By Robert McGarvey
Do you use hotel gyms?
The question is not rhetorical. Those who want should use the comments field to tell their experience of hotel gyms because, frankly, I want to put on the table eliminating them. Personally I don’t use them, can’t say I have in several decades, and I also don’t know anybody who does.
There are some data points that say I’m nuts – more on them imminently – but my reality is that those who exercise on the road walk around town, or jog, some go to yoga studios, a few diehards belong to home gyms that give them reciprocal use of out of town gyms and that is where they go.
In the latter case, I am assuming they go to a dedicated gym because, judging by the hotel gyms I have looked at in recent years, most seem modestly equipped, with far from the latest gear, and often very small. That makes sense. Hoteliers pinch pennies where they can and if no one is squawking about gyms, they won’t put money into them.
Then too, marketing firm MMGY Global said that in a recent survey it found profound evidence of lack of interest in fitness on the road. Here’s its data:
- 57% of business travelers work out less when they’re on the road
- 59% of business travelers eat less healthy
- 47% sleep less
Those numbers very much sync with what I hear from fellow travelers. A small percentage maintain a real fitness regimen on the road – personally I try and usually succeed in walking 10,000+ steps daily when traveling which is surprisingly easy when walking in airports, in Las Vegas convention hotels, and around Manhattan and San Francisco. Word of advice: use a step counter (apps are standard on both iPhones and Androids). You may be shocked to see how many steps you log in a normal business travel day, especially days when you are in airports.
And yet there is contrary data that say we love our hotel gyms. For instance, MMGY Global found that nearly half of millennials put a high priority on good fitness options when picking a hotel. About a third of Gen Xers said likewise. Just one Baby Boomer in four thought this way. So there ae generation differences indeed but if you believe those numbers we very much want to preserve hotel gyms.
A 2016 survey by American Express uncovered similar data. Some 49% of millennials, said Amex, pegged a fitness center as one of a hotel’s most important features.
Meantime, lobbying group AHLA said that 84% of hotels now offer some kind of fitness center.
Are they in fact any good? Certainly some hotel gyms are dazzlers but what I have heard from fellow travelers, and have frequently read in reviews posted to TripAdvisor and Yelp, is that a lot of hotel gyms are genuinely mediocre.
Then, too, just maybe the numbers – showing real interest in hotel gyms – don’t add up. Data from the Cornell hotel school suggested that – just maybe – we express more interest in hotel gyms than is reflected in our actual use. Said Cornell researchers: “Of particular interest, the study also found that guests greatly overestimated the likelihood that they would use the hotels’ amenities.”
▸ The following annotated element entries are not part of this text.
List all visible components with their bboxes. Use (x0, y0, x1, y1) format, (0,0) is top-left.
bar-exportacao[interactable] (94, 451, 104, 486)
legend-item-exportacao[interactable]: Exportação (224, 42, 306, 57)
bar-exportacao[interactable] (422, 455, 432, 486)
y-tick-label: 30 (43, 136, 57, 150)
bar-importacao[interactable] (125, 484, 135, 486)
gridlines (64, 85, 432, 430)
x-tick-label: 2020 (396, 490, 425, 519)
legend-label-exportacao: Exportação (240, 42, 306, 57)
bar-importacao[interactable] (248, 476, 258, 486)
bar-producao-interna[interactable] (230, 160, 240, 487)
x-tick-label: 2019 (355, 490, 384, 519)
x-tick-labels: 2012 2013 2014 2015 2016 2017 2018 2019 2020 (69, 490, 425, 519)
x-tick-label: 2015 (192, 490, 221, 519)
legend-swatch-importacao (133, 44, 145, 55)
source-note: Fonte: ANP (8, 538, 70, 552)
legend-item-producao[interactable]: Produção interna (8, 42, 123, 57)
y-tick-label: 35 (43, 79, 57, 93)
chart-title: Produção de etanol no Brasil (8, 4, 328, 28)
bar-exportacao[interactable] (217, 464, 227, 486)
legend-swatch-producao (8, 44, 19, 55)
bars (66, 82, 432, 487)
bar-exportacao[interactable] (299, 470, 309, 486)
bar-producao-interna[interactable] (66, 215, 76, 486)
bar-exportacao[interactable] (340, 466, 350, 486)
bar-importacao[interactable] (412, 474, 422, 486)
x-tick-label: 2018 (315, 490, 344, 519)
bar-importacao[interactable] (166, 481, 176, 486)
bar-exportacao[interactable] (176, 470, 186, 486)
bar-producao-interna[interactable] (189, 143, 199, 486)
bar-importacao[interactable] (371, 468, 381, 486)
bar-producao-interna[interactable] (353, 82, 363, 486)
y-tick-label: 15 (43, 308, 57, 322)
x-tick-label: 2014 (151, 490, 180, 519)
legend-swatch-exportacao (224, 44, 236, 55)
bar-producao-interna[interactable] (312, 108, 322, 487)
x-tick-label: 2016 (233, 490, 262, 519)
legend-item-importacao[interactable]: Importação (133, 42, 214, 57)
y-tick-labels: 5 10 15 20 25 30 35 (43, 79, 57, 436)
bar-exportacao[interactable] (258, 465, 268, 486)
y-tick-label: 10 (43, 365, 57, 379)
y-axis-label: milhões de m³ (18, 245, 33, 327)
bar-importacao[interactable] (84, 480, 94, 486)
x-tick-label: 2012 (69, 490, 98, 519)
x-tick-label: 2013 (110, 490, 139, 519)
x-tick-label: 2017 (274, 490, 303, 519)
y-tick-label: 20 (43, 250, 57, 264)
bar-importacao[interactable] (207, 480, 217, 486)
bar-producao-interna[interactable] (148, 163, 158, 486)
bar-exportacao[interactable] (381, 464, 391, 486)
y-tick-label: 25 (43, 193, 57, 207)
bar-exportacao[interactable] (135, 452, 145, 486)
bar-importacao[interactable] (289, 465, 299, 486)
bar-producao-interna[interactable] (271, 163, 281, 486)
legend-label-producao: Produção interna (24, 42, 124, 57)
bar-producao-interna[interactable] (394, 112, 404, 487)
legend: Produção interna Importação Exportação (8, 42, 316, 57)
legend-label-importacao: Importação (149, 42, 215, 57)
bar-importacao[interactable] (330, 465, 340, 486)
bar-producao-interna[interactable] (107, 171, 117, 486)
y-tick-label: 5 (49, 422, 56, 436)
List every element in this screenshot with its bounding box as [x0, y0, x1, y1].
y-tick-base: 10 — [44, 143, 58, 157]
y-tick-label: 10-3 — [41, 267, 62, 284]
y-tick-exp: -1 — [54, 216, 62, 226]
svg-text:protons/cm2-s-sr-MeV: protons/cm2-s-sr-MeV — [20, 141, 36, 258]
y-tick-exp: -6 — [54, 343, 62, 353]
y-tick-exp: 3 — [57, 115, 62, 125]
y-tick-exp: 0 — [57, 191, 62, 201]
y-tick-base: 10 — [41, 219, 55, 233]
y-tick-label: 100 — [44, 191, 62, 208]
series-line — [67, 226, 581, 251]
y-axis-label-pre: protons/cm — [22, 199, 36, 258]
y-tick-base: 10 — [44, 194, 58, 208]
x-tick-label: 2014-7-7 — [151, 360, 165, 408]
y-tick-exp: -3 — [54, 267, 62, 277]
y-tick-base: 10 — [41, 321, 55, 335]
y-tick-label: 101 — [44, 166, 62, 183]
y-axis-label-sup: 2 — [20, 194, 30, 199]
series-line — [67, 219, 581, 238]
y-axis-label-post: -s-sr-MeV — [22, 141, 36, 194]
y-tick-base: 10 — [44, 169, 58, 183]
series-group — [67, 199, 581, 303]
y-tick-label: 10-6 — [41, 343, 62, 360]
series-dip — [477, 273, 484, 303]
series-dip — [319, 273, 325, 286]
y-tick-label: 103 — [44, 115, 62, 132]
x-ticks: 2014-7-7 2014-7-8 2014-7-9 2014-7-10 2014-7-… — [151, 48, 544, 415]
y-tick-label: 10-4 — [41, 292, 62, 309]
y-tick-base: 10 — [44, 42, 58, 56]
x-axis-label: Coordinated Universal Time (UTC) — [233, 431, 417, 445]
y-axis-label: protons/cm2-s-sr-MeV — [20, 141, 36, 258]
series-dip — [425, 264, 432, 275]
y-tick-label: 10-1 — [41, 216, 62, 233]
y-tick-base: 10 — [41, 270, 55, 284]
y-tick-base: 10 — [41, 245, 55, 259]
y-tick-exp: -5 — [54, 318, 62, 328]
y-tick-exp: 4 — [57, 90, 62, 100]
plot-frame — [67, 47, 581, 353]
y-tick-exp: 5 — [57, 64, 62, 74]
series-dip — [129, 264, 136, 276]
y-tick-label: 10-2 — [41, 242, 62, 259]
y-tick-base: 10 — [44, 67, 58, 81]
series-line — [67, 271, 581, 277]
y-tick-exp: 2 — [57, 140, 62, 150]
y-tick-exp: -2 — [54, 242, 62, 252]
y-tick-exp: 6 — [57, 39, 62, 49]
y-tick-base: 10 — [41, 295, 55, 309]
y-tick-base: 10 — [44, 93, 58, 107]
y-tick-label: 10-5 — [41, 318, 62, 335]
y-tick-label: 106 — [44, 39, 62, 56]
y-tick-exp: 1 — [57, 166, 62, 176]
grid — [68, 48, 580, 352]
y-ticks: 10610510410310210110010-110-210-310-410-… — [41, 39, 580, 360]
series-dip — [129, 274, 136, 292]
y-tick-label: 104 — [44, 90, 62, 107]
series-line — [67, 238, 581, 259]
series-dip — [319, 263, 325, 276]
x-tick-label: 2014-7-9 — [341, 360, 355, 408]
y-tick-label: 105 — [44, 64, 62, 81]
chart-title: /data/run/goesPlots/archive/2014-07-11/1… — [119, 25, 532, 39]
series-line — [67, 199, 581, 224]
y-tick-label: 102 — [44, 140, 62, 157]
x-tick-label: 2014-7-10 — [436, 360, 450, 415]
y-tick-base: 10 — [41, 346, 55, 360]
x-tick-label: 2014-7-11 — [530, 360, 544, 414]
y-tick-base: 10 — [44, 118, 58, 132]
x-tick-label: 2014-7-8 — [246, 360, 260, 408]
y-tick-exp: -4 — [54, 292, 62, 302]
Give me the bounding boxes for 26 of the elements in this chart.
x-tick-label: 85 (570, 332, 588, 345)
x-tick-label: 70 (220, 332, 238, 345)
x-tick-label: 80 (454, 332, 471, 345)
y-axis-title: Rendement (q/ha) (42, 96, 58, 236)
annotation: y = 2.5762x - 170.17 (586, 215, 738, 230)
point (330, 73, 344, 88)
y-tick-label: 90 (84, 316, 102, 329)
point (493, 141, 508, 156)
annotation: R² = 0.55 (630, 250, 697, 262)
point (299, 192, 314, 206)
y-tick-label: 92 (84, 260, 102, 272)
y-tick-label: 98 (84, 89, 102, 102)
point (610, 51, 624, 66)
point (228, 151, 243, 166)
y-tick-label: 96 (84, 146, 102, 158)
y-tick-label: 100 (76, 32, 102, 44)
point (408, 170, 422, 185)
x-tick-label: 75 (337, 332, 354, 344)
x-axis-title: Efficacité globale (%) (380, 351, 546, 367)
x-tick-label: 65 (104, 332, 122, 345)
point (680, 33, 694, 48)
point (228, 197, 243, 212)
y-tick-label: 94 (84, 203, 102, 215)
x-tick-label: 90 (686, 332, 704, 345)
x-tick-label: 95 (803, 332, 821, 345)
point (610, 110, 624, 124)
That Cornell study found stunning discrepancies between our words and our deeds when it comes to hotel gyms. On average 46% of us say we expect to use hotel gyms. Just 22% do.
Travel & Leisure covered the report in a story headlined: Didn’t Make It to the Hotel Gym? You Aren’t the Only One
It twisted the knife: “Hotel fitness centers are a
Those numbers prompted a Conde Nast Traveler story titled: “Is the Hotel Gym Dead?”
Bottomline: sure, there are polls that say we plan to use the hotel gym – but very probably you’ll find us at our desks doing email, or maybe in the hotel bar. Where we won’t be, I believe, is in the hotel gym.
Does this mean it is time to think, hard, about closing hotel gyms?
My vote: yep.
Which brings us to the money question: Do you use a hotel gym?
Would you pick one hotel over another because of its gym?
I just don’t see it mattering that much, except to those for whom it really matters and quite probably in my experience they have already made their own plans which do not necessarily involve the hotel where they are staying.